A box that should have been idle was sitting at a steady quarter of a core. Nothing scheduled, no traffic, no cron job due for hours, and yet top showed a persistent low hum of CPU that would not go away. Not enough to alert on. Just enough to nag at me every time I looked.
The first instinct is to go hunting in userspace. Which process? But top was unhelpful: the usage was spread thinly, mostly in the system column, nothing obviously to blame. When the work is in the kernel and not in any one process, you need to look at where the CPU actually is, instruction by instruction. That is what perf top is for.
sudo perf top -g
It samples the running system and shows you, live, the functions burning cycles right now, sorted by cost, with call graphs if you ask. Within about thirty seconds the answer was sat at the top of the list.
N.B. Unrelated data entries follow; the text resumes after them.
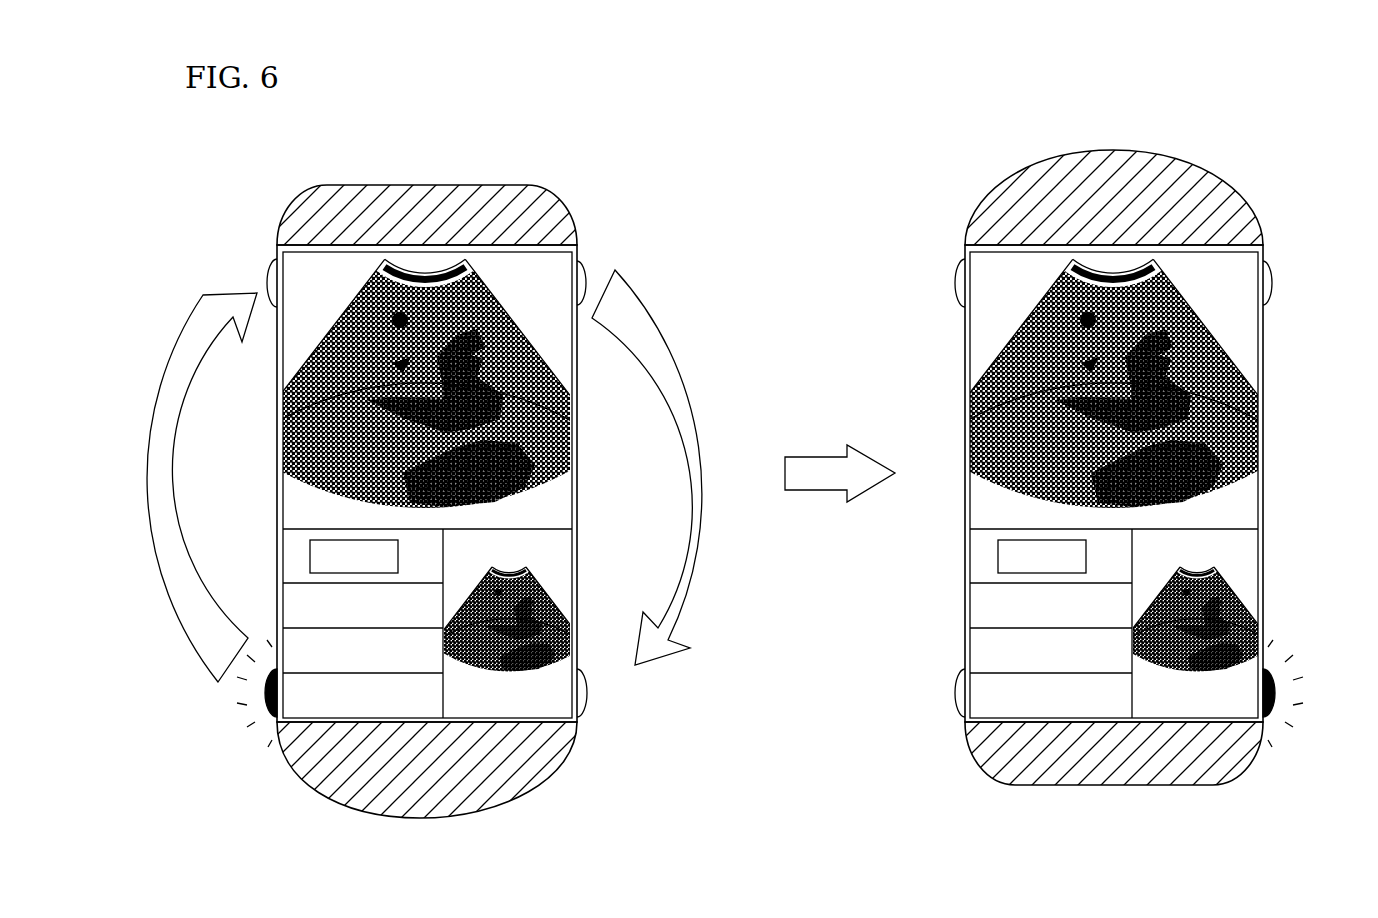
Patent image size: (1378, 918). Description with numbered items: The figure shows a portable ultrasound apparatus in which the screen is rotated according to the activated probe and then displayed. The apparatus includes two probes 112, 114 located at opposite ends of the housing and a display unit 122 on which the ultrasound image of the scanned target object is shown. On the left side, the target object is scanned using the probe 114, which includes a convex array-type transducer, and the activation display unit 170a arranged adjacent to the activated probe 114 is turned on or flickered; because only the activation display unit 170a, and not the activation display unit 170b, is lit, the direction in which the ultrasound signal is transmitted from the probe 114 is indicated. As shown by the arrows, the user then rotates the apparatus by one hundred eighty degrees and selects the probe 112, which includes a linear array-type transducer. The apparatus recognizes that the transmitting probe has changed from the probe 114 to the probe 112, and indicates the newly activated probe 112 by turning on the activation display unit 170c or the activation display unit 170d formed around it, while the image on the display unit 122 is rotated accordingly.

The probe 112 is at (460, 183).
The probe 114 is at (482, 792).
The display unit 122 is at (297, 505).
The activation display unit 170a is at (266, 700).
The activation display unit 170b is at (585, 700).
The activation display unit 170c is at (268, 278).
The activation display unit 170d is at (583, 270).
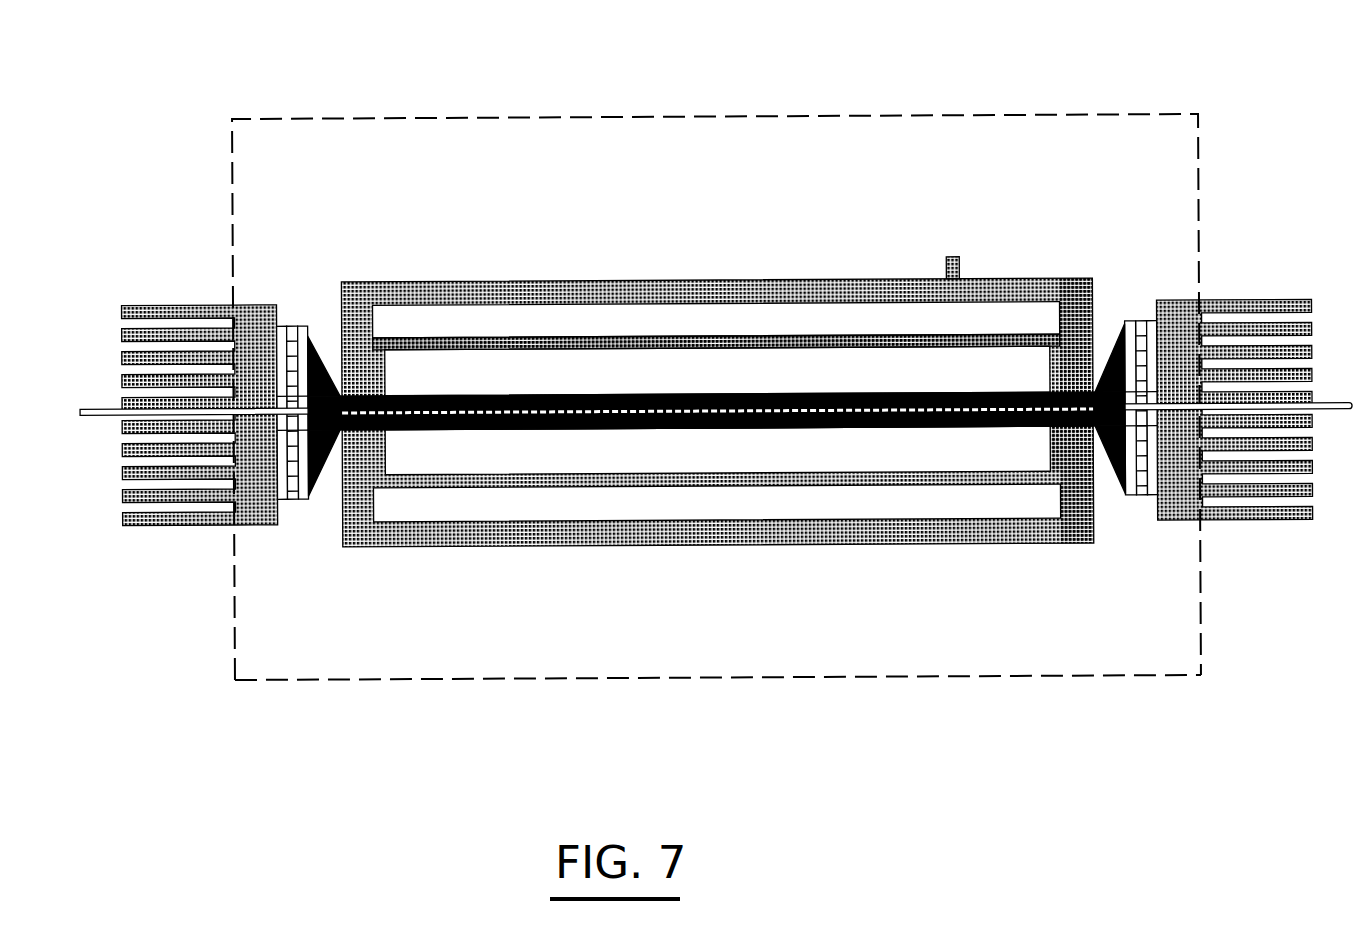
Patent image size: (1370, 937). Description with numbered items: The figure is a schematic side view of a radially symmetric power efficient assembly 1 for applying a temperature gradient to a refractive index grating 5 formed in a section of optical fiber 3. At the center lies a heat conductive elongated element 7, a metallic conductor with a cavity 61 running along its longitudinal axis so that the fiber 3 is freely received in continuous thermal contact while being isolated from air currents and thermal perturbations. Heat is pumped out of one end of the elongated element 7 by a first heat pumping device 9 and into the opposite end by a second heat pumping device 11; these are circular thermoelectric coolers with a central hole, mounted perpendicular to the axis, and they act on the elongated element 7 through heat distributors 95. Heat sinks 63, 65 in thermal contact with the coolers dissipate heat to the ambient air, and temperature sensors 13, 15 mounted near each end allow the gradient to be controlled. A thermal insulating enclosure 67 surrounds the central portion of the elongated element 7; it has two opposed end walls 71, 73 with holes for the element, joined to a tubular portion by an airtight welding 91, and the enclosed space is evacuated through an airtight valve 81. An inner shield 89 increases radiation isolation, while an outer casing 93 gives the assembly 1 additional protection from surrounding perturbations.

The power efficient assembly 1 is at (701, 376).
The optical fiber 3 is at (84, 409).
The refractive index grating 5 is at (722, 393).
The heat conductive elongated element 7 is at (453, 392).
The first heat pumping device 9 is at (300, 326).
The second heat pumping device 11 is at (1147, 322).
The temperature sensor 13 is at (336, 470).
The temperature sensor 15 is at (1102, 462).
The cavity 61 is at (402, 429).
The heat sink 63 is at (242, 527).
The heat sink 65 is at (1192, 510).
The thermal insulating enclosure 67 is at (670, 142).
The end wall 71 is at (378, 312).
The end wall 73 is at (1064, 318).
The airtight valve 81 is at (945, 267).
The inner shield 89 is at (950, 347).
The airtight welding 91 is at (1057, 440).
The outer casing 93 is at (962, 678).
The heat distributor 95 is at (322, 347).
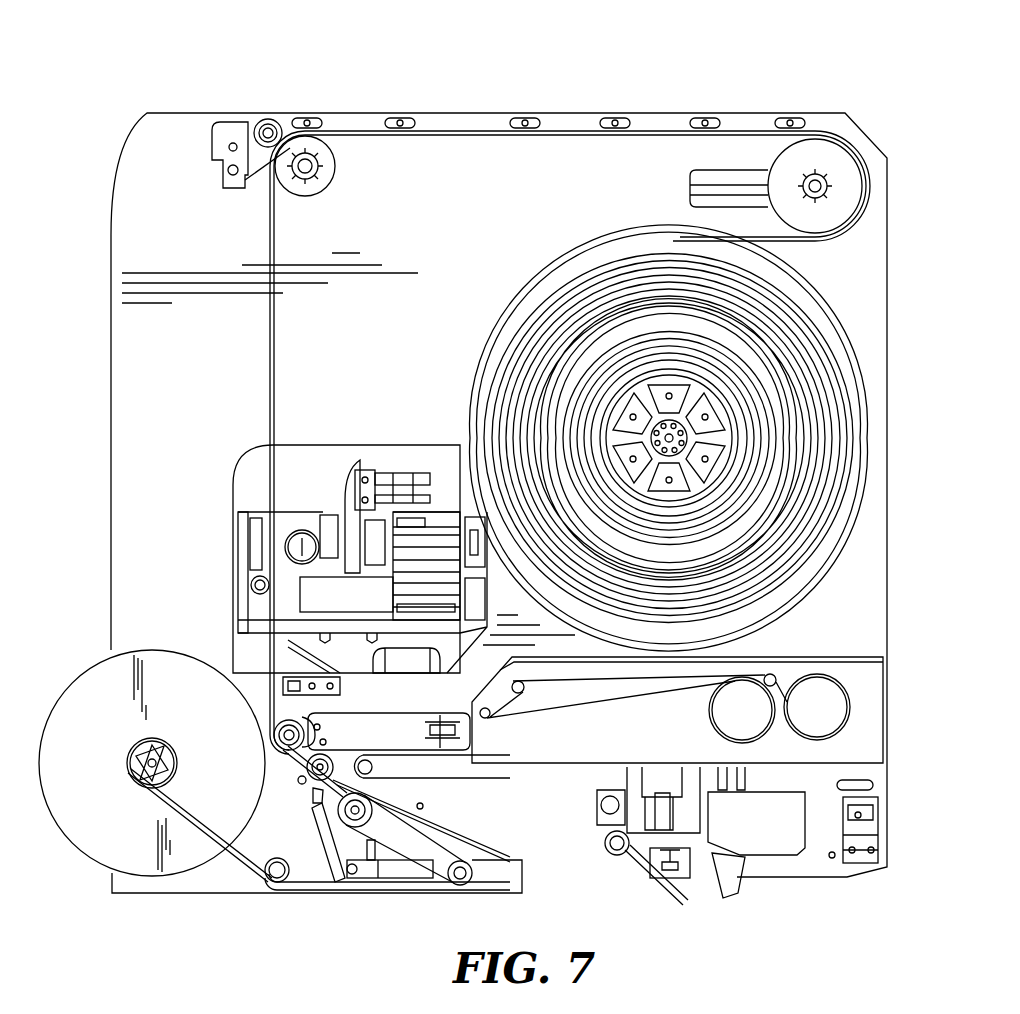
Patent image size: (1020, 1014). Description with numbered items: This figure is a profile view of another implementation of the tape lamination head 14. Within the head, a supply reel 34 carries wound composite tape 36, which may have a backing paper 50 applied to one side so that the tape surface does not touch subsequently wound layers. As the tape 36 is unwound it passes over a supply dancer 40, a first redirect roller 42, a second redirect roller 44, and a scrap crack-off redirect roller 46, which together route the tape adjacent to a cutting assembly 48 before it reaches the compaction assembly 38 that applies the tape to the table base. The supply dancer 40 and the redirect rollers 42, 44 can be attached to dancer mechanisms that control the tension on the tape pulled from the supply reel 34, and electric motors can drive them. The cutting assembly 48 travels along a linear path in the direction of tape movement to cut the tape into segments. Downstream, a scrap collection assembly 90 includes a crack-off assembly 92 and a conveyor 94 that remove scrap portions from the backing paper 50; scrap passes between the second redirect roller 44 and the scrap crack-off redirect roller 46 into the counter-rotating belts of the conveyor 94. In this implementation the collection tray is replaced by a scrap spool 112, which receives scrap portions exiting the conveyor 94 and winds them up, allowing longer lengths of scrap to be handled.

The tape lamination head 14 is at (783, 80).
The supply reel 34 is at (860, 340).
The composite tape 36 is at (785, 302).
The compaction assembly 38 is at (750, 905).
The supply dancer 40 is at (703, 178).
The first redirect roller 42 is at (322, 155).
The second redirect roller 44 is at (272, 727).
The scrap crack-off redirect roller 46 is at (323, 756).
The cutting assembly 48 is at (322, 484).
The backing paper 50 is at (82, 825).
The scrap collection assembly 90 is at (762, 652).
The crack-off assembly 92 is at (298, 794).
The conveyor 94 is at (345, 712).
The scrap spool 112 is at (690, 710).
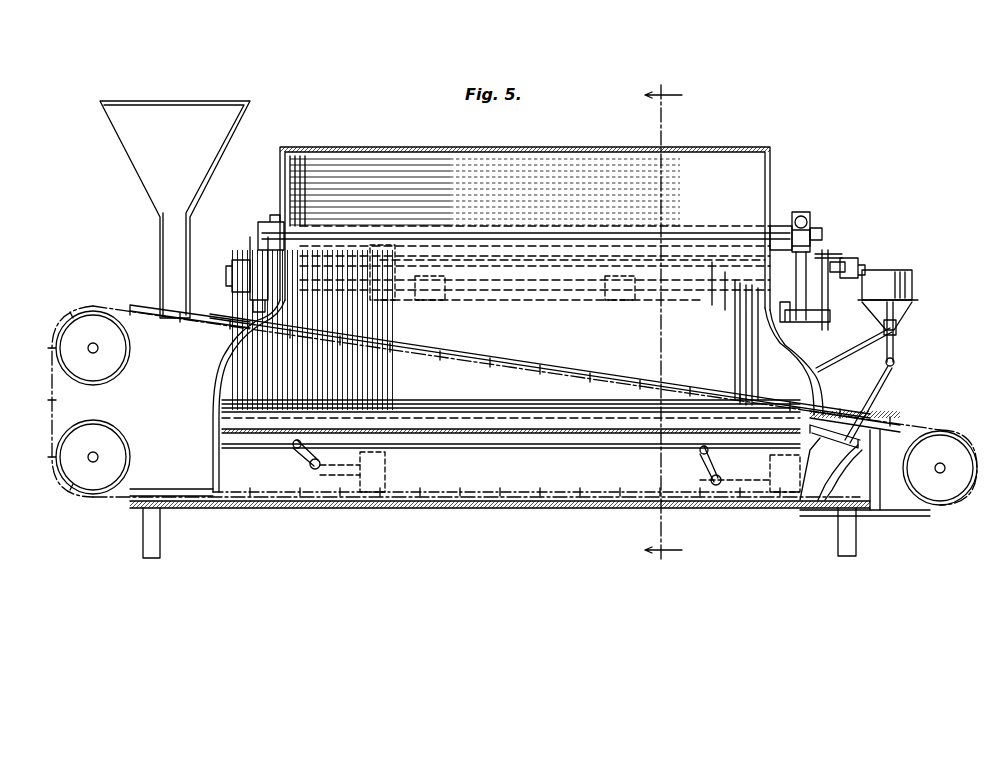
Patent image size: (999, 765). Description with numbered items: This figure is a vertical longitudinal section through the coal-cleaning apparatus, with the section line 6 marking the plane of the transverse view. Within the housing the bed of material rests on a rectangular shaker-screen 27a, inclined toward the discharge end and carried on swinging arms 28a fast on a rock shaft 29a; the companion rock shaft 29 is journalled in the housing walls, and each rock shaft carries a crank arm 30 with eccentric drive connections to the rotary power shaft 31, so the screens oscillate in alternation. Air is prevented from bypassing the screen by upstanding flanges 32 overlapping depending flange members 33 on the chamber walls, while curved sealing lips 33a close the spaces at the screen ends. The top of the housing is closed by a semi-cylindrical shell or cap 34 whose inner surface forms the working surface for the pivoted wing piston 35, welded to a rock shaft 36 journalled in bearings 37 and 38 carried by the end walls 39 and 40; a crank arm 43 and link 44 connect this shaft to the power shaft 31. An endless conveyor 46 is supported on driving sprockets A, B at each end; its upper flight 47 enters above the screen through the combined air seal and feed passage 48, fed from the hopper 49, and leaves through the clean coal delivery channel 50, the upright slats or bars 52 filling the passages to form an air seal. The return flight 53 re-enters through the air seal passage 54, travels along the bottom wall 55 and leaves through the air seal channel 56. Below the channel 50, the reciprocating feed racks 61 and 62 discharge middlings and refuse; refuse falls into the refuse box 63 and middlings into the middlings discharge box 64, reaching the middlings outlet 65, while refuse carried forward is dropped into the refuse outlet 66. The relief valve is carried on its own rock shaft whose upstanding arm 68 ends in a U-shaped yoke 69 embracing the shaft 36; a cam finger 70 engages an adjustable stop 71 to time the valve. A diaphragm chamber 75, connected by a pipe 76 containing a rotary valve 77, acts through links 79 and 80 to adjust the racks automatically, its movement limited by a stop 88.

The section line 6- 6 is at (663, 325).
The shaker-screen 27a is at (440, 458).
The swinging arms 28a is at (294, 456).
The rock shaft 29 is at (716, 486).
The rock shaft 29a is at (310, 470).
The crank arm 30 is at (560, 474).
The rotary power shaft 31 is at (718, 278).
The upstanding flanges 32 is at (447, 419).
The depending flange members 33 is at (502, 417).
The curved sealing lips 33a is at (222, 408).
The semi-cylindrical shell or cap 34 is at (700, 150).
The wing piston 35 is at (580, 160).
The rock shaft 36 is at (242, 230).
The bearing 37 is at (270, 222).
The bearing 38 is at (778, 225).
The end wall 39 is at (232, 342).
The end wall 40 is at (823, 382).
The crank arm 43 is at (250, 254).
The link 44 is at (234, 270).
The conveyor 46 is at (50, 406).
The upper flight 47 is at (569, 379).
The combined air seal and feed passage 48 is at (173, 328).
The hopper 49 is at (150, 182).
The clean coal delivery channel 50 is at (892, 409).
The slats or bars 52 is at (505, 366).
The return flight 53 is at (527, 499).
The air seal passage 54 is at (914, 516).
The bottom wall 55 is at (530, 506).
The air seal channel 56 is at (176, 498).
The feed rack for middlings 61 is at (862, 402).
The feed rack for refuse 62 is at (842, 448).
The refuse box 63 is at (810, 512).
The middlings discharge box 64 is at (878, 516).
The middlings outlet 65 is at (853, 553).
The refuse outlet 66 is at (162, 535).
The upstanding arm 68 is at (806, 290).
The U-shaped yoke 69 is at (820, 230).
The cam finger 70 is at (811, 214).
The adjustable stop 71 is at (806, 214).
The diaphragm chamber 75 is at (912, 277).
The pipe 76 is at (843, 254).
The rotary valve 77 is at (858, 264).
The link 79 is at (893, 343).
The link 80 is at (882, 358).
The stop 88 is at (896, 306).
The driving sprocket A is at (94, 441).
The driving sprocket B is at (963, 437).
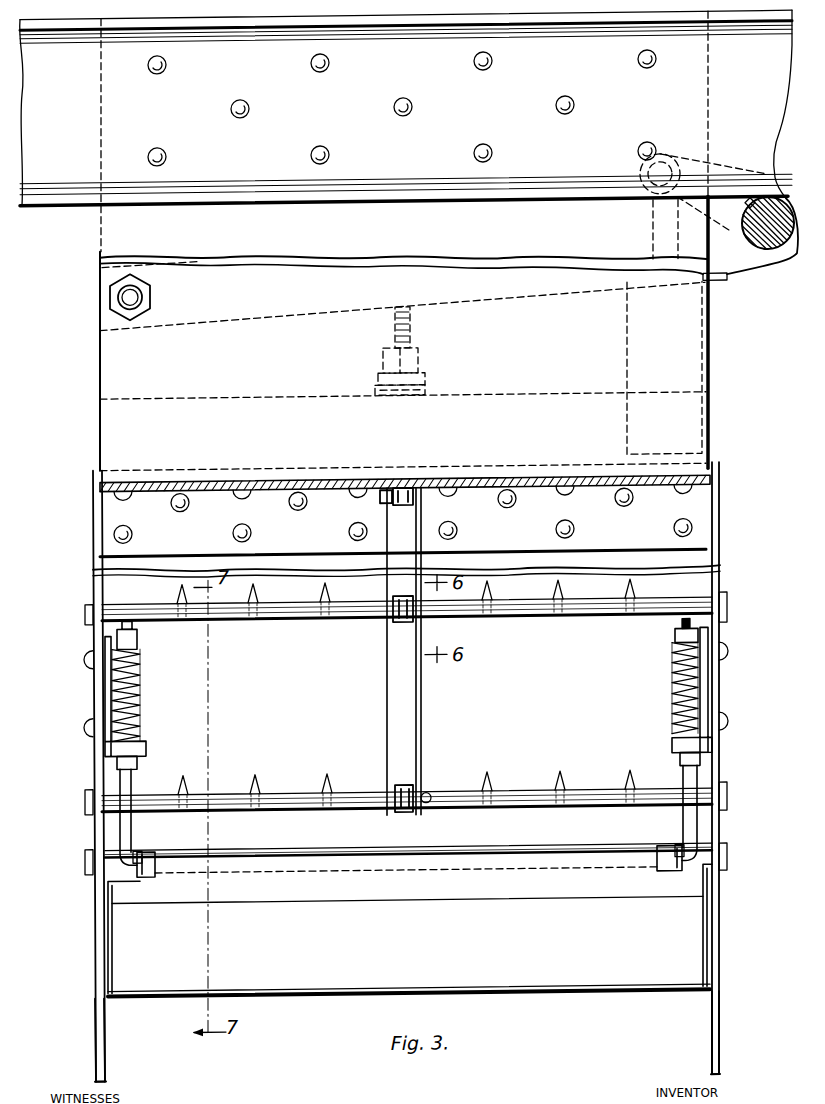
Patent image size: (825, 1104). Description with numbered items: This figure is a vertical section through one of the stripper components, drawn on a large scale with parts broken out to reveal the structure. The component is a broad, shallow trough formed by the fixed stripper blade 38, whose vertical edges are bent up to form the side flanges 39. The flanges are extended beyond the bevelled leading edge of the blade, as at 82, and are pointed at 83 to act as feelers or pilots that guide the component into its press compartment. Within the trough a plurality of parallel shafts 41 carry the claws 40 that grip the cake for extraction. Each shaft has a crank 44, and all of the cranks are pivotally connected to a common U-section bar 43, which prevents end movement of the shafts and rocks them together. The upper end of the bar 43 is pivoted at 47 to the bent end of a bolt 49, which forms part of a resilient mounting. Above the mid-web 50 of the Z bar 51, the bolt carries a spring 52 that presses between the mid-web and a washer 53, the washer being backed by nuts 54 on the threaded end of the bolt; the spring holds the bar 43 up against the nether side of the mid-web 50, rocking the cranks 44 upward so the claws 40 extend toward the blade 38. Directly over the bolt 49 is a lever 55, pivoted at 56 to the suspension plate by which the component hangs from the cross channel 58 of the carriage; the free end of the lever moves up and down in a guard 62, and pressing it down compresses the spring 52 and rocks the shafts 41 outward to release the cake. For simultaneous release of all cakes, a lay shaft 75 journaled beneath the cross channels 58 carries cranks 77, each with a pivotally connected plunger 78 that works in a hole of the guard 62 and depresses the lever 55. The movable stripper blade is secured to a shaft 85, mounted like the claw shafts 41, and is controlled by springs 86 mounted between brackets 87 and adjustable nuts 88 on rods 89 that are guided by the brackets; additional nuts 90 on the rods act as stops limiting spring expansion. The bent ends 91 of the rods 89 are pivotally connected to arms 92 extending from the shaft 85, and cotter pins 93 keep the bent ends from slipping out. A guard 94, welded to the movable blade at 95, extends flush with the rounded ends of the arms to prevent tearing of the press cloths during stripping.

The blade 38 is at (406, 648).
The side flanges 39 is at (94, 771).
The claws 40 is at (556, 590).
The parallel shafts 41 is at (512, 619).
The bar 43 is at (417, 709).
The cranks 44 is at (390, 622).
The pivot 47 is at (415, 500).
The bolt 49 is at (412, 330).
The mid-web 50 is at (456, 479).
The Z bar 51 is at (118, 509).
The spring 52 is at (425, 393).
The washer 53 is at (425, 378).
The nuts 54 is at (418, 355).
The lever 55 is at (199, 316).
The pivot 56 is at (142, 294).
The cross channel 58 is at (406, 131).
The guard 62 is at (640, 415).
The lay shaft 75 is at (772, 240).
The cranks 77 is at (748, 257).
The plunger 78 is at (650, 237).
The extended flanges 82 is at (92, 1011).
The pointed ends 83 is at (95, 1078).
The shaft 85 is at (703, 855).
The springs 86 is at (141, 688).
The brackets 87 is at (146, 749).
The adjustable nuts 88 is at (699, 639).
The rods 89 is at (131, 792).
The nuts 90 is at (138, 762).
The bent ends 91 is at (155, 866).
The arms 92 is at (143, 880).
The cotter pins 93 is at (150, 851).
The guard 94 is at (445, 902).
The weld 95 is at (520, 905).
The hot function was a high-resolution timer callback, firing far more often than anything on an idle box had any business doing. The call graph traced it back to a userspace daemon that had been configured with an absurdly tight poll interval, a fraction of a millisecond, almost certainly a typo where someone meant milliseconds and wrote microseconds. So the daemon was asking the kernel to wake it thousands of times a second to check whether anything had happened. It never had. But the asking was not free, and a tight timer means the CPU never gets to drop into a deep idle state, which is why the cost was so evenly smeared.
the fix and the lesson
The fix was a one-character edit to a config value and a service restart. The quarter-core vanished and the box went properly idle, the kind of idle where the cores actually sleep.
# before: poll every 100 microseconds (almost certainly a typo)
poll_interval = 100us
# after: poll every 100 milliseconds, which is what was meant
poll_interval = 100ms
Two things stuck with me. First, perf top is the tool to reach for the moment the cost is in the kernel or smeared across the system rather than parked in one fat userspace process. top tells you a process is busy; perf top tells you which function, which is the question you actually need answered.
Second, a tight poll loop is invisible until you go looking. It does not crash anything, it does not trip a threshold, it just quietly burns power and keeps your CPU from ever resting. Across a fleet, that is real money and real heat. The cheapest performance win is often not making something faster, it is finding the thing that is busy for no reason and telling it to stop.